L’ambivalenza ruota attorno al rapporto tra dipendenza e autonomia insito in ogni
rapporto di scambio. La mobilitazione di capitale sociale implica, infatti, un
controllo molto forte da parte della rete. Quando il controllo si estende alla sfera
personale, sentimentale e affettiva di chi riceve aiuto, il bisogno di affermare la
propria autonomia spinge in direzione della chiusura, dell’allontanamento, della
distruzione della relazione.
Questo elemento emerge con forza dai racconti delle nostre intervistate.
Data la natura spesso coercitiva e oppressiva delle reti relazionali in cui sono
inserite, non è difficile riscontrare un rapporto gioco-forza tra bisogno di
relazione, sostegno e affermazione della propria autonomia. In questi casi, «non
contare su nessuno», «farcela da sola», significa, affermare innanzitutto il
proprio essere persona, dichiarare di esistere, con desideri propri e affermare la
propria libertà. Data la scarsità delle opzioni biografiche che le nostre intervistate
possono perseguire, la sfera affettiva e sentimentale è ciò in cui esse investono
di più l’ambito di vita più importante e quello che c’è da difendere, rispetto al
quale affermare la propria autonomia. Al riguardo le parole di Caterina e Rosa
sono particolarmente significative:
Si può dire che sono la pecora nera della famiglia /((sorridendo))/ e con loro non vado d’accordo. Cioè (--) non li ho visti mai vicini, mia madre ogni tanto viene qua però non mi trovo bene perché quando sono stata in difficoltà non li ho visti vicino e quindi questo mi da fastidio (---) ho avuto mio figlio a 14 anni e mi sono trovata sempre sola, ho saputo affrontare qualunque cosa. Non credevano che io riuscissi a farcela, invece sono una ragazza che non mi perdo, sono forte, anche se una cosa non la so fare mi impegno perché ci devo riuscire, perché la devo vincere io. Ho buona volontà. (Caterina, 31 anni, nubile, 2 figli)

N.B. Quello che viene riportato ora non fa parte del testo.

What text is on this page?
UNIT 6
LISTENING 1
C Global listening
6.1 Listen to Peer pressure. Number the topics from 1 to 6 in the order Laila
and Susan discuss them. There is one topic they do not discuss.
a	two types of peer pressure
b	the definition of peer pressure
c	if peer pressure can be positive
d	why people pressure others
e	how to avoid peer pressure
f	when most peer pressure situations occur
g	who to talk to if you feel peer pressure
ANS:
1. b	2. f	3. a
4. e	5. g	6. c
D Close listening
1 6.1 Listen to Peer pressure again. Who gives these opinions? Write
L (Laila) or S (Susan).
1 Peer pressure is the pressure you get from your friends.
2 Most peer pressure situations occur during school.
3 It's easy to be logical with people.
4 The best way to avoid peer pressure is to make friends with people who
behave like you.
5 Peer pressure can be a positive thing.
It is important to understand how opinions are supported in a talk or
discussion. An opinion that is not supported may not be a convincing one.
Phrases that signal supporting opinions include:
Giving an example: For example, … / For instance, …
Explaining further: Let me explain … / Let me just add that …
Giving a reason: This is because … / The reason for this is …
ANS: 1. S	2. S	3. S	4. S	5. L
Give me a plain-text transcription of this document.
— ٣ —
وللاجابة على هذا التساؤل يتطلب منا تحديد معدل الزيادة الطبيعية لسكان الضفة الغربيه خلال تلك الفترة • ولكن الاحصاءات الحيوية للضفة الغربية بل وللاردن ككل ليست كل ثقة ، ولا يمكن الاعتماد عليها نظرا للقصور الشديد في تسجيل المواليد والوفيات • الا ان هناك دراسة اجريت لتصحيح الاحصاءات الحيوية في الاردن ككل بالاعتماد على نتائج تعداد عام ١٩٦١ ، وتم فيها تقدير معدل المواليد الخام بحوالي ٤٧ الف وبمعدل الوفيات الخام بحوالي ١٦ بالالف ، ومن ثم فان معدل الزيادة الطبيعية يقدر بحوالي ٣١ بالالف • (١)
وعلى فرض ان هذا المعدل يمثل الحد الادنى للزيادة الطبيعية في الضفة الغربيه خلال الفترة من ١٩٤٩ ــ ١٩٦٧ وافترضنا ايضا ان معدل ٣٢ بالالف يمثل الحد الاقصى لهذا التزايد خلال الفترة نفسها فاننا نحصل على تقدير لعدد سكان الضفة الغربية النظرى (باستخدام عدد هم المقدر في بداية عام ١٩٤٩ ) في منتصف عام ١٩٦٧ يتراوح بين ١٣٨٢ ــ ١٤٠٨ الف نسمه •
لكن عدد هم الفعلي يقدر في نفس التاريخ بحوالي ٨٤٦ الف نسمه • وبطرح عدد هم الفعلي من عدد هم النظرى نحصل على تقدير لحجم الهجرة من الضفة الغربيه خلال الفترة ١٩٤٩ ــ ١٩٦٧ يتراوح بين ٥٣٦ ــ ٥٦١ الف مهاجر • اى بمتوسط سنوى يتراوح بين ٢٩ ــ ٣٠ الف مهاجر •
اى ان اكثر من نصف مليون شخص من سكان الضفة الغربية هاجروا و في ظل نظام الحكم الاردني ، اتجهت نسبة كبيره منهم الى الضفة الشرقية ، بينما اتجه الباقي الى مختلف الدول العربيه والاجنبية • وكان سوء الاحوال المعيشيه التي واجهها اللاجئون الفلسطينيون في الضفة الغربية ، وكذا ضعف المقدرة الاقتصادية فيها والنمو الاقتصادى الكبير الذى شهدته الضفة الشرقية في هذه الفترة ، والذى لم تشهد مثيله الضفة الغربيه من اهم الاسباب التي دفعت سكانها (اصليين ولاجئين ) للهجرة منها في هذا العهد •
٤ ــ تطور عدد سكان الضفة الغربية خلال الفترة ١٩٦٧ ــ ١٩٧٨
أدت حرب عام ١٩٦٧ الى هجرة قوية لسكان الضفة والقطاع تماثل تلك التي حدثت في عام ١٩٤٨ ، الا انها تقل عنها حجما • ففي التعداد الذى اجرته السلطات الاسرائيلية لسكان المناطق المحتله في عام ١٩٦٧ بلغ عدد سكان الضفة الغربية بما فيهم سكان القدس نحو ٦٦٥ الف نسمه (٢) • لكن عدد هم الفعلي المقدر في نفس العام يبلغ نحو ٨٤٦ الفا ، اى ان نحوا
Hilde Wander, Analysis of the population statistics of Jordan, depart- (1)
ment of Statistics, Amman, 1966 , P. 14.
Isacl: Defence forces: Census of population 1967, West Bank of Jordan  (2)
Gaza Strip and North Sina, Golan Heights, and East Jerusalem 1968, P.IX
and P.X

Adesso, dopo la mia separazione ho un compagno da due anni, le mie figlie lo hanno accettato, perché prima di farlo entrare ho parlato con loro, prima ai miei figli, nel momento in cui loro hanno detto di si ed erano sicuri del passo che io volevo fare e loro pure, ho fatto entrare in casa questa persona. Al chè è subentrata una zia di mia figlia, cioè si è intromessa una mia sorella e a mia figlia più grande gli iniziava a dire che «lui non è nessuno, non è niente, perché ti da consiglio, perché ti deve comandare, e digli questo, e digli quello, e fagli questo e fagli quello». Purtroppo a me dispiace ma ho dovuto proibirgli di andare da questa zia, gliel’ho proprio proibito di andare da questa zia.! Io quando gliela toccavo questa zia lei sembrava una diavola, non la voleva toccata. Poi le ho detto di non andarci più per vedere se il problema era il nostro rapporto o erano loro che davano fastidio. In effetti poi ho visto i risultati e c’è stato un miglioramento (Rosa).